An economic externality is a cost or benefit that is not reflected in the price of a project or product. It is borne by those who are not willing parties to the transactions of producing the project. Economists tell us that economic externalities are distortions of our marketplace because some costs or benefits falling outside the project are not accurately reflected in its costs. By properly examining and eliminating external costs, our adverse impacts on the larger world are reduced and our projects become more sustainable. This paper addresses how these externalities arise in engineering design, some approaches to applying economic measures to services provided by nature and how the process influences team member selection.
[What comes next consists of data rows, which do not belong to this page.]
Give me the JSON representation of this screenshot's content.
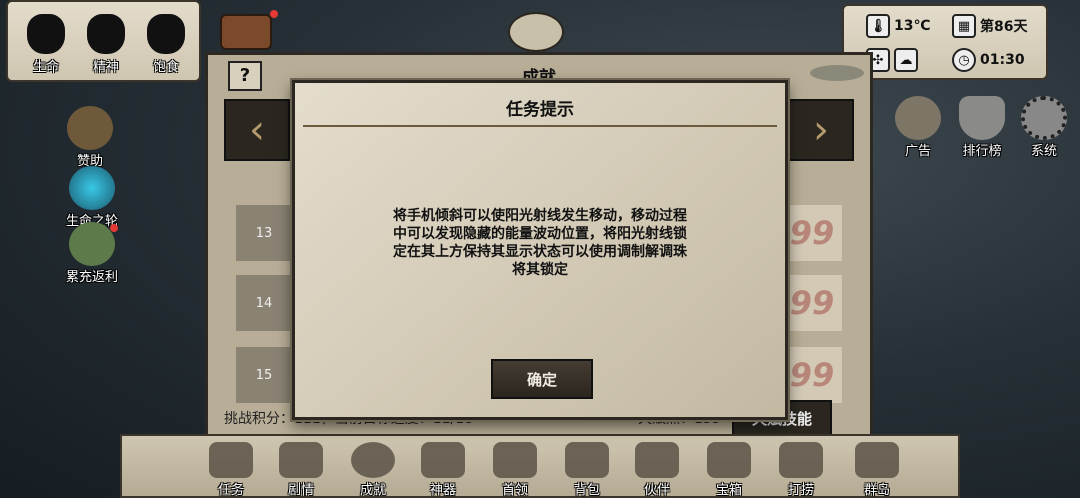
{
  "status": {
    "life_label": "生命",
    "spirit_label": "精神",
    "hunger_label": "饱食"
  },
  "environment": {
    "temperature": "13℃",
    "day": "第86天",
    "clock": "01:30"
  },
  "left_menu": {
    "sponsor_label": "赞助",
    "wheel_label": "生命之轮",
    "rebate_label": "累充返利"
  },
  "right_menu": {
    "ad_label": "广告",
    "ranking_label": "排行榜",
    "system_label": "系统"
  },
  "panel": {
    "title": "成就",
    "help_label": "?",
    "rows": [
      {
        "num": "13",
        "badge": "99"
      },
      {
        "num": "14",
        "badge": "99"
      },
      {
        "num": "15",
        "badge": "99"
      }
    ],
    "footer_text": "挑战积分：111，当前目标进度：11/18",
    "talent_points": "天赋点：135",
    "talent_button": "天赋技能"
  },
  "dialog": {
    "title": "任务提示",
    "message_lines": [
      "将手机倾斜可以使阳光射线发生移动，移动过程",
      "中可以发现隐藏的能量波动位置，将阳光射线锁",
      "定在其上方保持其显示状态可以使用调制解调珠",
      "将其锁定"
    ],
    "ok_label": "确定"
  },
  "bottom_tabs": [
    "任务",
    "剧情",
    "成就",
    "神器",
    "首领",
    "背包",
    "伙伴",
    "宝箱",
    "打捞",
    "群岛"
  ],
  "colors": {
    "parchment": "#d9d2c1",
    "dark_button": "#2b2720",
    "notification_dot": "#e53935"
  }
}
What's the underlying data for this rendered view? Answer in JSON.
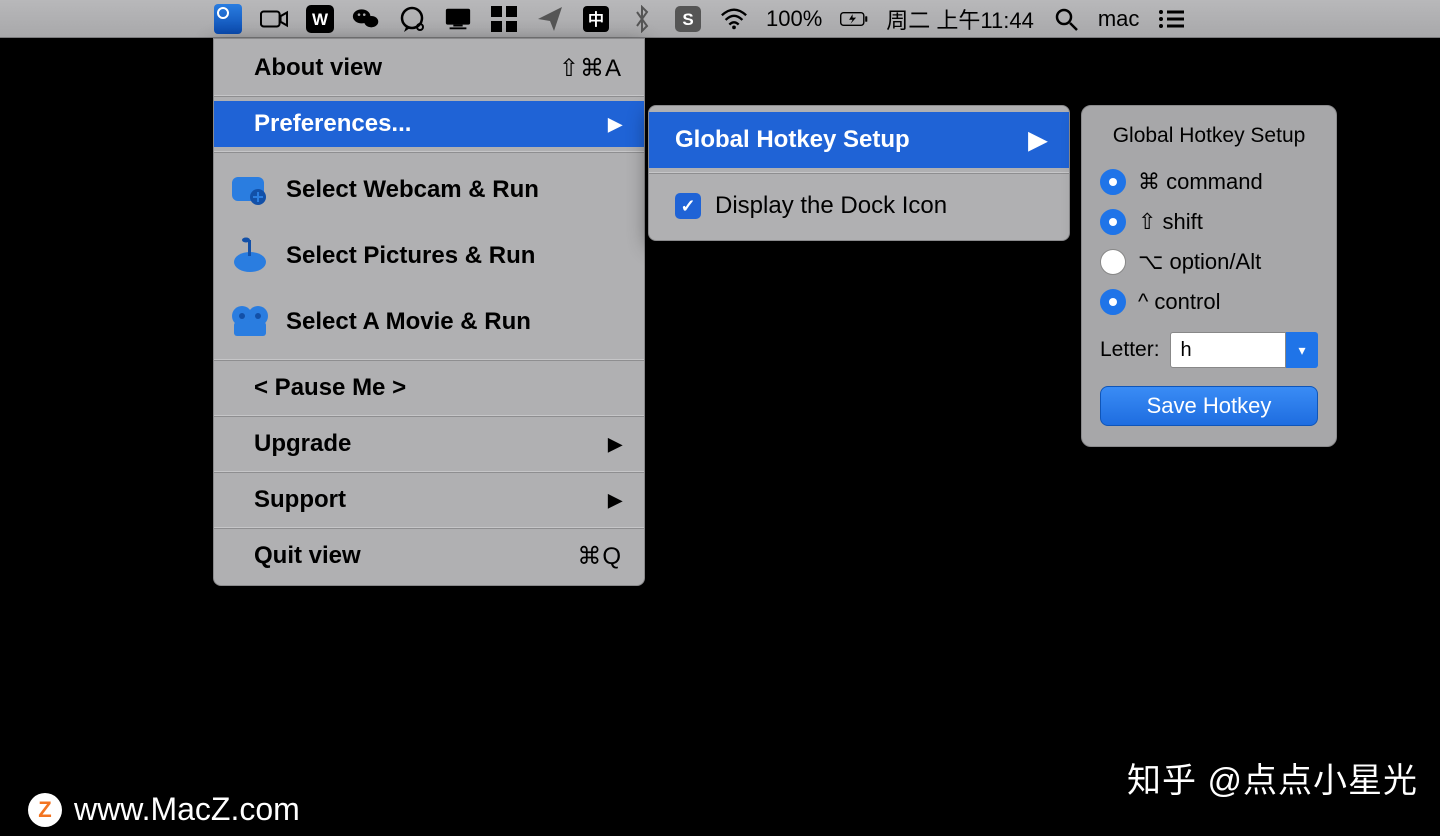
{
  "menubar": {
    "battery": "100%",
    "datetime": "周二 上午11:44",
    "user": "mac"
  },
  "menu": {
    "about": {
      "label": "About view",
      "shortcut": "⇧⌘A"
    },
    "preferences": {
      "label": "Preferences..."
    },
    "select_webcam": {
      "label": "Select Webcam & Run"
    },
    "select_pictures": {
      "label": "Select Pictures & Run"
    },
    "select_movie": {
      "label": "Select A Movie & Run"
    },
    "pause": {
      "label": "< Pause Me >"
    },
    "upgrade": {
      "label": "Upgrade"
    },
    "support": {
      "label": "Support"
    },
    "quit": {
      "label": "Quit view",
      "shortcut": "⌘Q"
    }
  },
  "submenu": {
    "global_hotkey": {
      "label": "Global Hotkey Setup"
    },
    "dock_icon": {
      "label": "Display the Dock Icon",
      "checked": true
    }
  },
  "panel": {
    "title": "Global Hotkey Setup",
    "command": {
      "label": "⌘ command",
      "on": true
    },
    "shift": {
      "label": "⇧ shift",
      "on": true
    },
    "option": {
      "label": "⌥ option/Alt",
      "on": false
    },
    "control": {
      "label": "^ control",
      "on": true
    },
    "letter_label": "Letter:",
    "letter_value": "h",
    "save": "Save Hotkey"
  },
  "watermark": {
    "left": "www.MacZ.com",
    "right": "知乎 @点点小星光"
  }
}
Written by Munsell McPhillips, Ph.D., CVS


Applying the Theory of Spiral Dynamics to the Practice of Value Analysis

“Spiral Dynamics” is a theory describing the development and interactions between individuals, cultures, organizations and cultures. Its origins parallel those of value methodology and the founders of both methodologies met regularly and exchanged ideas. One methodology addresses the process of innovation (VM) while the other examines how people and organization respond to the notion of innovation (SD). By exploring how people and their organizations respond to the challenges posed by the value methodology process, Spiral Dynamics offers insight into more successful team building and reducing the barriers to accepting recommendations.

Written by Robert Prager, PE, CVS


Finding Value in China’s Environment

China’s rapid growth and new emphasis on sustainability can produce either intractable design conflicts or exciting opportunities for creativity. In a recent project outside Tianjin, PRC, value methodology helped achieve the latter. The author is part of a team of wetland/stormwater designers invited to bring this technology to a fast track design of a city with housing, schools, commercial/industrial and entertainment facilities for 50,000 people. The entire complex had a three-year construction period and included stringent water quality standards. Over the course of the VM study, the essential elements of sustainable design were integrated throughout the project and a true team was created. Value methodology, particularly function analysis, was critical to the process. In this application VM was used as a design tool rather than for project review. The project was successfully constructed and the designers are incorporating the methods learned in other projects throughout China.

Written by Munsell McPhillips, Ph.D.


MILCON Transformation

SVS conducted 13 Value Engineering/Management Workshops to help the US Army Corps of Engineers transform its Military Construction Delivery Process for needed execution. “The Value Engineering work culminated in award of a pilot project at 100 percent scope, within budget, during a difficult construction bid climate due to Hurricane Katrina, while using less funds per facility than allowed in previous years,” according to the DoD information paper announcing the Louisville District awards.